Ada dua alasan yang bikin aku banjir air mata di bagian ini, M yang sudah sampai pada puncak ketulusannya dalam menyayangi Amah, aku yakin M bukan kecewa karena tidak mendapatkan bagian apapun dari warisan tersebut akan tetapi dia kecewa karena Amah terus menerus memanjakan anaknya, bahkan hingga detik detik terakhir kehidupannya.

Poin kedua, kasih sayang ibu kepada anaknya yang betulan tak terhingga sepanjang masa, betapa seorang anak akan selalu jadi anak kecil di kacamata ibunya, Amah memikirkan kehidupan anaknya bahkan setelah kematiannya.

Kasih sayang selalu terdengar sebagai kalimat yang manis dan sarat akan kebaikan, tapi beberapa kasih sayang justru menjerumuskan, dalam berkehidupan, kita harus pandai memilih dan memilah, termasuk jenis kasih dan sayang yang kita bagikan.

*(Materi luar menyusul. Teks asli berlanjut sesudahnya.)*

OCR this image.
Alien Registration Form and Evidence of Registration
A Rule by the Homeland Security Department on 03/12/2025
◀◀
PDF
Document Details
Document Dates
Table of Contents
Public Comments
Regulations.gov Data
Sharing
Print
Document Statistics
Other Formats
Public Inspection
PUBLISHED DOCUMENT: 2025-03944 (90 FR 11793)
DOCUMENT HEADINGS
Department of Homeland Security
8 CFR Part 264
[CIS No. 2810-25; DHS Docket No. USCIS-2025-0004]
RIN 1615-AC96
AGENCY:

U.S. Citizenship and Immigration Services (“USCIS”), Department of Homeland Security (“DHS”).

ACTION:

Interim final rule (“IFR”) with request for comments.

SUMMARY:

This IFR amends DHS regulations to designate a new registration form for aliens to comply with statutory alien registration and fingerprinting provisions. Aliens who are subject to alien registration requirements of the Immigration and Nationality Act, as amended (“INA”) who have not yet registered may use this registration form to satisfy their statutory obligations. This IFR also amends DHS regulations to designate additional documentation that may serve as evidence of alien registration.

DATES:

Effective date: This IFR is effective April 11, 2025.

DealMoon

Selain itu, Soei adalah jenis anak yang seringkali kita temui dalam kehidupan keluarga masyarakat Indonesia, dari empat anak, misalnya, akan selalu ada satu yang seperti Soei ini (setidaknya yang aku temui), tidak bisa mengurusi hidupnya sendiri dan bergantung kepada orang tuanya bahkan hingga dewasa. How to handle it? Bagaimana caranya agar tidak menjadi Soei dalam keluarga kita sendiri? Salah satu refleksi yang aku dapatkan setelah menonton film ini.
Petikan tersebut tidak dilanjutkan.